Nevertheless, the brands have had a new lease of life online after Boohoo bought them to sell through its website later in the year.
Footwear retailer Oliver Sweeney shuttered all its stores for good after hiring administrators during the summer.
The company closed its five stores, in London, Manchester and Leeds, but said it would continue to operate online.
Chief executive Tim Cooper said he would continue to lead the business, adding that he was “disappointed” about the store closures but was “confident” about shifting the group online.
Plus-size clothing brand Evans became the first in the Arcadia stable to be bought out of retail giant’s administration process earlier this month.

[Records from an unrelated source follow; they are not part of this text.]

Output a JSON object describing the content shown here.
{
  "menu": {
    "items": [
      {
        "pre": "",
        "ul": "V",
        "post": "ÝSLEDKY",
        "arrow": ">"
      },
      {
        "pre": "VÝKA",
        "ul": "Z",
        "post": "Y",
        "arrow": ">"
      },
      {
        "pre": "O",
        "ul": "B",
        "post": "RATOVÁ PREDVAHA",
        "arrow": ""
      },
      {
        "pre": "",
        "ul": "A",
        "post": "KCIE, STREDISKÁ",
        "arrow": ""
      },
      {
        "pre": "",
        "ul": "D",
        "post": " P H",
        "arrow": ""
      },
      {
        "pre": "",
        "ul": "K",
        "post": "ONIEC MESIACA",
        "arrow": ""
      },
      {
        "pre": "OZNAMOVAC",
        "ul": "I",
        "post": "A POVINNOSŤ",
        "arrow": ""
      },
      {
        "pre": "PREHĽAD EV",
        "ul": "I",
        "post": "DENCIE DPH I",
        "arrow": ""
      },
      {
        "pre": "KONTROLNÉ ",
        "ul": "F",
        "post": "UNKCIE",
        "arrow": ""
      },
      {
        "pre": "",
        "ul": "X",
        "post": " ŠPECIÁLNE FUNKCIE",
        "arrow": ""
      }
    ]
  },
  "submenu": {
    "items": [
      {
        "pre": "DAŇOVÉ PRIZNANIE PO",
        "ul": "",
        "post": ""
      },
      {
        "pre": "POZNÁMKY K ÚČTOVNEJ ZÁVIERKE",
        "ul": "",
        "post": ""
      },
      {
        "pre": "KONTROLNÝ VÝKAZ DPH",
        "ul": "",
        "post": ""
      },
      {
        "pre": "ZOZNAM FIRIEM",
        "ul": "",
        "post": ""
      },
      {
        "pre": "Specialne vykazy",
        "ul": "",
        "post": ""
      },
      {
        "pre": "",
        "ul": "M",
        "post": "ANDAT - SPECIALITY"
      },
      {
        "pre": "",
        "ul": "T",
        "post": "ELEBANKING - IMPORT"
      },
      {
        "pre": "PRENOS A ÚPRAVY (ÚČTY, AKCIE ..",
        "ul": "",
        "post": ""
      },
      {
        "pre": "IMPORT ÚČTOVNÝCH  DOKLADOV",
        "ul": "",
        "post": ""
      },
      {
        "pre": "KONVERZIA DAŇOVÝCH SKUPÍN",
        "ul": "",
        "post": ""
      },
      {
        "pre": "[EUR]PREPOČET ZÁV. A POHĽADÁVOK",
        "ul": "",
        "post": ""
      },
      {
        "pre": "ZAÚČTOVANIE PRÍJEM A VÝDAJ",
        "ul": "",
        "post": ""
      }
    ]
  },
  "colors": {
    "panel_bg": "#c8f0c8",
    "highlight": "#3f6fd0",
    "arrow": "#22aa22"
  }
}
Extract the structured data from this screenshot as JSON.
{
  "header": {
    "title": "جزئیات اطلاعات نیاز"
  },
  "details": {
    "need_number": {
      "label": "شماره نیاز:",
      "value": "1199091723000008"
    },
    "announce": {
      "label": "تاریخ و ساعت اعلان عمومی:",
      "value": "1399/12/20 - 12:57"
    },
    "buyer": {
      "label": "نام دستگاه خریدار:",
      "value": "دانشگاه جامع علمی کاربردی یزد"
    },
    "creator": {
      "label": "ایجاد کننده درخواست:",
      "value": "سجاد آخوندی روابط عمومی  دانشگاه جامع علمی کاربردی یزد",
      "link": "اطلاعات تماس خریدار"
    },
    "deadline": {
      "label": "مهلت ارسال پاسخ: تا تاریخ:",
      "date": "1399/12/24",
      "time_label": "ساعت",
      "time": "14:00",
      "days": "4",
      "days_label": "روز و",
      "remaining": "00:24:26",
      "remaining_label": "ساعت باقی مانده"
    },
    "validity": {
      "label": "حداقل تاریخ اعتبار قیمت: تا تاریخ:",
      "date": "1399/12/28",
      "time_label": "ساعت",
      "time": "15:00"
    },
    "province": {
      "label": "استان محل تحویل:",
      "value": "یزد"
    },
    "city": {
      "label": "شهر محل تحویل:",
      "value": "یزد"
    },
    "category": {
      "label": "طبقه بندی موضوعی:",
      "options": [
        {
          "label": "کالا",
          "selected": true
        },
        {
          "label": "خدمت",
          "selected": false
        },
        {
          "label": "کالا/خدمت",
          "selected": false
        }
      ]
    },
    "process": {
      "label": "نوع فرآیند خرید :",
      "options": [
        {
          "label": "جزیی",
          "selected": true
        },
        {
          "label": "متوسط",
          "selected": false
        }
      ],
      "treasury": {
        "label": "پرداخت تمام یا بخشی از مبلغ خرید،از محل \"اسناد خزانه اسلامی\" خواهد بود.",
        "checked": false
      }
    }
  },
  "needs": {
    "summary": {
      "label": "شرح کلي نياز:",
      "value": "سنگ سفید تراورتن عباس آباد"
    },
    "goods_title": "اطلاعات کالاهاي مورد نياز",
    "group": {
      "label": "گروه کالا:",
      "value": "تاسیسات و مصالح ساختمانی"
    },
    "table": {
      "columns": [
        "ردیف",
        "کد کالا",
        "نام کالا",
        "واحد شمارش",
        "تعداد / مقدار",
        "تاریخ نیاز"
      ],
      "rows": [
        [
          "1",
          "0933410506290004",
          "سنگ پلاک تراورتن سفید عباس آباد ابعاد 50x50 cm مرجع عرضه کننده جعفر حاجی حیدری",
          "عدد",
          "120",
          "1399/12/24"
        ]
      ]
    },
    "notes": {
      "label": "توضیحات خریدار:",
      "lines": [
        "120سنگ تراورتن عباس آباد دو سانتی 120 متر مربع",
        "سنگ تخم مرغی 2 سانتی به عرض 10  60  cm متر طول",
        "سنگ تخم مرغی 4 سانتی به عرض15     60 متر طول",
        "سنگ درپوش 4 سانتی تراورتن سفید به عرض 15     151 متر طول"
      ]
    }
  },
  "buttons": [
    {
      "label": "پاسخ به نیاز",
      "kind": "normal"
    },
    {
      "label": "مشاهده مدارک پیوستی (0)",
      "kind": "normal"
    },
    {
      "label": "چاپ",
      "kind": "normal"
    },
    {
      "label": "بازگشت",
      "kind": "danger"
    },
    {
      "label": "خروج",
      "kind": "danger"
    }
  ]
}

However, the group’s £23 million takeover by Australian group City Chic Collective did not include its bricks and mortar business.
As a result, Evans said it would not reopen its five remaining UK stores.
The deal will also raise questions over whether other Arcadia brands, such as Topshop, Miss Selfridge, Wallis, Burton and Dorothy Perkins, could also have online-only futures and disappear from the high street for good.
Who will be next?
Many retail brands had a tough 2020 and entered insolvency without yet disappearing from our streets for good. However, retail analysts have predicted that some of these debt-laden companies could fade away soon.
Debenhams is expected to cease trading for its final time in the new year, saying it will shut all its stores by March at the latest unless a remarkable rescue deal is secured.
The company is currently going through liquidation and selling off stock after talks with JD Sports over a potential deal collapsed earlier this month. Mike Ashley's Frasers Group was in last-minute talks to save some of the business, while other retailers were hovering over some its sites, but the longer it takes to secure a deal, the less likely it seems.
As well as Arcadia (see Evans above), another large retail group, Edinburgh Woollen Mill had a torrid 2020 as older consumers and tourists, which made up the bulk of its consumers, stayed at home. Its flagship brand was placed into administration and began shutting its stores, while Jaeger and Peacocks have both collapsed and are searching for buyers.
With much of the country under lockdown conditions and more regions expected to be added while the UK's mass vaccination programme gets underway, the first quarter of 2021, at least, is expected to be torrid. Further physical retail casualties seem highly likely. But disaster for some provides opportunity for others and a new look high street will begin to emerge as the year unfolds.